Masyhudi juga menambahkan, selain membahas mengenai pengembangan pemikiran tentang hukum Islam dan ekonomi perbankan syariah kegiatan ini diharapkan kedepannya dapat menjalin kerjasama antara institusi-institusi dalam mengembangkan ekonomi Islam dunia.

Salah satu perkembangan ekonomi dan perbankan syariah yang berkembang sangat pesat adalah waqaf. Perkembangan ini juga didukung dengan besarnya dana waqaf yang terus berkembang, hal ini dipengaruhi karena banyaknya inovasi serta metodologi dalam mengumpulkan dana. “Salah satu alasan dana tersebut terus berkembang yitu melalui waqaf tunai. Tahun-tahun terakhir ini saja uang tunai dilihat sebagai media yang dinamis untuk publik, “ terang Dr. Mohamad bin Abdul Hamid, Ph. D, Islamic University of Malaysia selaku pembicara dalam acara tersebut.

Mohamad menambahkan, bahwa saat ini waqaf menjadi salah satu lembaga penggalangan dana tertua didunia yang bertindak sebagai pembangunan ekonomi muslim di berbagai aspek kehidupan. Pendekatan syariah melalui waqaf ini dapat diimplementasikan untuk penggalangan dana melalui usaha yang dapat memberantas kemiskinan melalui pendidikan, “ tambahnya.

Sistem kerja waqaf ialah dengan menjaring kemitraan yang sejati dan didasari dengan resiko dan keuntungan bersama, “Hal ini dapat dilakukan dengan menggalang dana dan mengembangkan kegiatan pendidikan tinggi. Selain itu dampak sosial dan keuangan memiliki usaha waqaf untuk perguruan tinggi, antara lain yaitu menyelaraskan kerja sama antar pemain, “ paparnya.

Sementara itu, hal berbeda dipaparkan Prof. Dr. Syamsul Anwarm Ketua Majelis Tarjih PP Muhmmadiyah mengatakan, dalam menangani permasalahan kemiskinan di Indonesia khususnya, harusnya masyarakat bisa berpegang pada falsafah Al-Ma’un, sebagaimana yang telah diterapkan oleh Muhammadiyah selama ini.
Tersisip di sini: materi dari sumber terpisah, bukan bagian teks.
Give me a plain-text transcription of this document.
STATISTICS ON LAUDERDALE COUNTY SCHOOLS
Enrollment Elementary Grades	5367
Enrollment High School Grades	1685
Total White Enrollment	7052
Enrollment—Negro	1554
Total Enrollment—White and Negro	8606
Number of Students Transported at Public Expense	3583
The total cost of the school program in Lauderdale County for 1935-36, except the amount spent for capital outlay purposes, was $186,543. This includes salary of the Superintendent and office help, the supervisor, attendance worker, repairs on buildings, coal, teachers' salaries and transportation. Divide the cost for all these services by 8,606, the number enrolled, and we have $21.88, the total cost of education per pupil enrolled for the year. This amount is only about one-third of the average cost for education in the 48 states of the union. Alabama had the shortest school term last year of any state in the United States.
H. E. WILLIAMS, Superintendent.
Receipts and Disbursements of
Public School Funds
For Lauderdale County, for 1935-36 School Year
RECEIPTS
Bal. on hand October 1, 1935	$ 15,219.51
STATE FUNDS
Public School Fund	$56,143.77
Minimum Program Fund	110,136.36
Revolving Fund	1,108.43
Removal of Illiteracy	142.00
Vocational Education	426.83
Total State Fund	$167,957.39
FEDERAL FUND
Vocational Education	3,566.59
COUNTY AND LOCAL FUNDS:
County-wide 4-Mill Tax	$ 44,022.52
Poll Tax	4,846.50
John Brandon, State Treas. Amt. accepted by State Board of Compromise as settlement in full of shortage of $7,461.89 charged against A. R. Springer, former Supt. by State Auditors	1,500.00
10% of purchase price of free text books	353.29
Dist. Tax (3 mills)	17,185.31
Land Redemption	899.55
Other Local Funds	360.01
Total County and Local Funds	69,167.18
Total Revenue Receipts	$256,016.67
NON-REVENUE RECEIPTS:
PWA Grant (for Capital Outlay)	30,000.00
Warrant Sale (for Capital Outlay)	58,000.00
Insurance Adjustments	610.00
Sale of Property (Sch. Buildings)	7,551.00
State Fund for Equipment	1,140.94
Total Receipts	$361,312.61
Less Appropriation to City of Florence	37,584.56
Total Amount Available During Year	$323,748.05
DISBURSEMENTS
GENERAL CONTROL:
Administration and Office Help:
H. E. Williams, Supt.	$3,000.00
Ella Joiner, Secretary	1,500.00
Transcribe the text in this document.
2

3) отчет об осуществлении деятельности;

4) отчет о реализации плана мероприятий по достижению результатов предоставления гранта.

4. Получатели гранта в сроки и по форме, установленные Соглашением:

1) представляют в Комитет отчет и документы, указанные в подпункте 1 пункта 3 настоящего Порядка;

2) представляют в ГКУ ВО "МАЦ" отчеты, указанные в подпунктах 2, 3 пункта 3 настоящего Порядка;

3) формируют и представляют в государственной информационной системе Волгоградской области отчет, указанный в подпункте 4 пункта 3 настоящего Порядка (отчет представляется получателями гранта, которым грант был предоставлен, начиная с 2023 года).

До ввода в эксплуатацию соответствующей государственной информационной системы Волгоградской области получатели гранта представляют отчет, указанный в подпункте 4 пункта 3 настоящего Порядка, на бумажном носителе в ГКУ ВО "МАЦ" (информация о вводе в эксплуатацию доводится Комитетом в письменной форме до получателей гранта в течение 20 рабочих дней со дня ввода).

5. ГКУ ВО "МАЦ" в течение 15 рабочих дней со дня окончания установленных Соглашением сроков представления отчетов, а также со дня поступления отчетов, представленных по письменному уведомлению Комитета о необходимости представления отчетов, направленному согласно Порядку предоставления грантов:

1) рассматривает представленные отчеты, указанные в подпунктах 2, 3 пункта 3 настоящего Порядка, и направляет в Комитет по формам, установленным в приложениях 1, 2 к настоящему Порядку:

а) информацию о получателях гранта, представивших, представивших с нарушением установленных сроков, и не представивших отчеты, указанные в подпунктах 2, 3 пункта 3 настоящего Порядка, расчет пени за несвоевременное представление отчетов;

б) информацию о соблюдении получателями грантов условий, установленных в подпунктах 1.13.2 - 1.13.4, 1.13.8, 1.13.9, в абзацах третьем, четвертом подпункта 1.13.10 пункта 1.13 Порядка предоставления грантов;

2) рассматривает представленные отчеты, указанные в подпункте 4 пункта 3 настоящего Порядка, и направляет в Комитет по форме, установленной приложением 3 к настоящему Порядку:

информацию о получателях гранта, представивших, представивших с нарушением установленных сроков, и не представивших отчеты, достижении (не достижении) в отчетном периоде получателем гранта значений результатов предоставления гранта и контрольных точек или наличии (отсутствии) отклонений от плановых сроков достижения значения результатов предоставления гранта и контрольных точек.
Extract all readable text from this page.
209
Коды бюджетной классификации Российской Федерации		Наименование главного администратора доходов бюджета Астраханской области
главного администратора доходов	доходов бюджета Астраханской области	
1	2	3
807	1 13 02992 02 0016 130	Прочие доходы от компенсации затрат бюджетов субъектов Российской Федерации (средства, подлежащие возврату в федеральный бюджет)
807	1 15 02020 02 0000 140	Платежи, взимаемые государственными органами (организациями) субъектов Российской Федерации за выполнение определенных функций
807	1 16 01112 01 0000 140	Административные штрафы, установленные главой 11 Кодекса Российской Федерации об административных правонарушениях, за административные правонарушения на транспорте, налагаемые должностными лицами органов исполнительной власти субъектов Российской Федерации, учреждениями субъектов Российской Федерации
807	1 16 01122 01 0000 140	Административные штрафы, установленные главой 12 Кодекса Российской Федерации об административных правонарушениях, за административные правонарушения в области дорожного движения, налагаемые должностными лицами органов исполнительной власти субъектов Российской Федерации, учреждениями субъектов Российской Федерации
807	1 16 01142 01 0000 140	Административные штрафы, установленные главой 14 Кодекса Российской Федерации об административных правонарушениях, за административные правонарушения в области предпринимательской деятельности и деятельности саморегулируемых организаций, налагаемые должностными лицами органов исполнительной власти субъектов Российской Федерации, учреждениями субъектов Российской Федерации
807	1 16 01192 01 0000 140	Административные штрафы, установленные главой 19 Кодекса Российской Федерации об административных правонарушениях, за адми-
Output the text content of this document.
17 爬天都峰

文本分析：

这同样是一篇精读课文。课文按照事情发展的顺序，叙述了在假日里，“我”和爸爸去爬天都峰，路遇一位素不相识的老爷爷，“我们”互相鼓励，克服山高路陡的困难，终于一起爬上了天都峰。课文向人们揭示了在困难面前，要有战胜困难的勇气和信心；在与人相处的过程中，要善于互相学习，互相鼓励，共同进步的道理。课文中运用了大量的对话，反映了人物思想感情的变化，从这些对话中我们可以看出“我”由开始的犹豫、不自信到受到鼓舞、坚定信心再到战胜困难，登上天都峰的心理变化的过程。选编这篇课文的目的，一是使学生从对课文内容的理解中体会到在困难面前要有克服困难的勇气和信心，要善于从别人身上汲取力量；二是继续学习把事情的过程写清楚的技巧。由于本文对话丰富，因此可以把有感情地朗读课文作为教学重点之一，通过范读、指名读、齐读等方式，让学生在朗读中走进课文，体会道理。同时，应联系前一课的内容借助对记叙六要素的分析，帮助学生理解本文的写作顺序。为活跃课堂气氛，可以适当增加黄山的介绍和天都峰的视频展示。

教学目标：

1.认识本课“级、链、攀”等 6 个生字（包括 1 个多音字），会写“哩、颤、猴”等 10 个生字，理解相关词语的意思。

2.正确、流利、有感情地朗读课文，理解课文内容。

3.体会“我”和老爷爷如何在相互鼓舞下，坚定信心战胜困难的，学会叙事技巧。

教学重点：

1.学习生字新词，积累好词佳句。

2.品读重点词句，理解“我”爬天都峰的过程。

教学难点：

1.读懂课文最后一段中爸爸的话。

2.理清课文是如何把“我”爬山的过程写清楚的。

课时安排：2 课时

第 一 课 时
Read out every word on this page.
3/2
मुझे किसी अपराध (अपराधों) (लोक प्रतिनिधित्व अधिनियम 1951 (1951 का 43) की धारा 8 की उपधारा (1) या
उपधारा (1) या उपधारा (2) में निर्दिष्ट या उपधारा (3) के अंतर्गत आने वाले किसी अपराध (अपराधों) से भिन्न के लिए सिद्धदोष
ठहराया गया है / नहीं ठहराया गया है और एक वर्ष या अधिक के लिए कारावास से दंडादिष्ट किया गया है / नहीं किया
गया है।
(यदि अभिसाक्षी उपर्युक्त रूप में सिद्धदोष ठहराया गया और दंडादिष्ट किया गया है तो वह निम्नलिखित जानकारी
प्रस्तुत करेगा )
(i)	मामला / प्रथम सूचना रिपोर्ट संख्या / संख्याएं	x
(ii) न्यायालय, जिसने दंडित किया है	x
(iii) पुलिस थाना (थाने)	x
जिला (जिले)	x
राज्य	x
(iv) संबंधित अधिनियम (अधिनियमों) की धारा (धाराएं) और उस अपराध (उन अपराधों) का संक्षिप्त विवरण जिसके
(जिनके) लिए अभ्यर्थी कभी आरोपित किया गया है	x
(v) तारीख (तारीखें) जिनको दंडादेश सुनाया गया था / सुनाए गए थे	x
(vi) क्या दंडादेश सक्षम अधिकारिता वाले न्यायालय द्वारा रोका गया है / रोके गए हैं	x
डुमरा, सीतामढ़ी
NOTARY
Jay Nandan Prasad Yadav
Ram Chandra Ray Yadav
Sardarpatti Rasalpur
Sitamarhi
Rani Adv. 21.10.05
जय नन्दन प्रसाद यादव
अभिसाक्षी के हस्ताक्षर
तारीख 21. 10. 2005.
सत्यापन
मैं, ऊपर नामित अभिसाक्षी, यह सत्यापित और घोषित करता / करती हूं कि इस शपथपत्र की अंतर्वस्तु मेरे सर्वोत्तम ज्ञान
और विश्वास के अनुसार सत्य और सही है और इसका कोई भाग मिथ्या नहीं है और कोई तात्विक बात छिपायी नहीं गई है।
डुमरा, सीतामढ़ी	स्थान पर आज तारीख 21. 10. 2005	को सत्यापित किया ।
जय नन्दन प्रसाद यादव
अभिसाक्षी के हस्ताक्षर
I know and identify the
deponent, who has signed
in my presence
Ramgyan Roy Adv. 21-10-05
Dalam falsafah Al-Ma’un tersebut, seseorang itu tidak bisa dikatakan menjadi orang baik atau shalih sendiri jika dia tidak bisa menshalihkan orang lain. “Dalam falsafah Al-Ma’un itu kita diajarkan untuk bisa memberikan kebaikan kepada orang lain. Tidak hanya menjadi baik untuk diri sendiri,” jelasnya.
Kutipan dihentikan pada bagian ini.